Après un nettoyage délicat par micro-abrasion à faible pression, les éléments des restaurations précédentes (comblages, goujons métalliques…), devenus néfastes pour la bonne conservation de l’œuvre, ont été retirés et remplacés par des matériaux neutres. Consolidée, harmonisée par une légère patine de ton ocre, elle est à nouveau visible dans les cuisines des moines de l’abbaye de Royaumont.


La Vierge pendant les travaux

 La statue pendant les travaux de restauration

Si toutes les abbatiales cisterciennes sont dédiées à la Vierge, cette sculpture ne provient pas de Royaumont et son histoire reste inconnue… Les spécialistes de la statuaire médiévale l’attribuent à un atelier francilien et la rapprochent du groupe stylistique dit des « belles Madones ».

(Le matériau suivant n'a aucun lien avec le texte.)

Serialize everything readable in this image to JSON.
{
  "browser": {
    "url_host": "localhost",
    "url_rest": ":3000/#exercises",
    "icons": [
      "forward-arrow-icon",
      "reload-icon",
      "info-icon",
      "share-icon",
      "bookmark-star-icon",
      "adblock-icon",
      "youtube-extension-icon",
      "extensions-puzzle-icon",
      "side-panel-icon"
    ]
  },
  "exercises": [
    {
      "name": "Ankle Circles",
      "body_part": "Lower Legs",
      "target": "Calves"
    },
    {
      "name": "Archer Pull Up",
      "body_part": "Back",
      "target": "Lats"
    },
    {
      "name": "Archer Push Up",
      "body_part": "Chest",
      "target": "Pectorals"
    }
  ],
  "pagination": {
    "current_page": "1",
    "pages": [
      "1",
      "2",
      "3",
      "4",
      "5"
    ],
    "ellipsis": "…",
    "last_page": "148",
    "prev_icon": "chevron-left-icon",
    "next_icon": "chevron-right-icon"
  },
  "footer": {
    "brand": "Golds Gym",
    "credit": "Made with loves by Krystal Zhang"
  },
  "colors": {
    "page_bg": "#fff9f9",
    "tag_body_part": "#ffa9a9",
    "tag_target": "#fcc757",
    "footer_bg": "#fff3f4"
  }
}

Le culte marial se développe dès début du Moyen Âge et atteint son âge d’or au XIIe siècle, faisant du groupe de la Vierge à l’enfant un thème privilégié dans la sculpture gothique. Celui des « Vierges allaitant » apparaît dans la première moitié du XIVe siècle. D’abord essentiellement symbolique, cette figure évolue dans les années 1400 vers une forme plus charnelle, témoignant d’une volonté de représentation naturaliste. Ce nouveau style se caractérise par des Vierges aux silhouettes souples et élancées, aux visages tendres et aristocratiques, aux têtes menues coiffées de couronnes évasées. Elles tiennent, le plus souvent, leur manteau d’une main, l’autre bras portant l’enfant nu près de leur sein.

A Royaumont, la Vierge a très naturellement calé son fils dans le creux de sa taille et l’entoure de son bras droit. Elle le retient de l’autre main par ses langes et le regarde avec douceur. Il semble téter avec avidité, le regard ancré dans celui de sa mère, une main agrippée au voile qui retombe sur son épaule droite et l’autre jouant, peut-être, avec son corsage. Le traitement des tissus, les plis soulignant le déhanchement de la vierge et les doigts de l’enfant triturant l’étoffe renforcent le caractère familier, intime et maternel, de cette représentation.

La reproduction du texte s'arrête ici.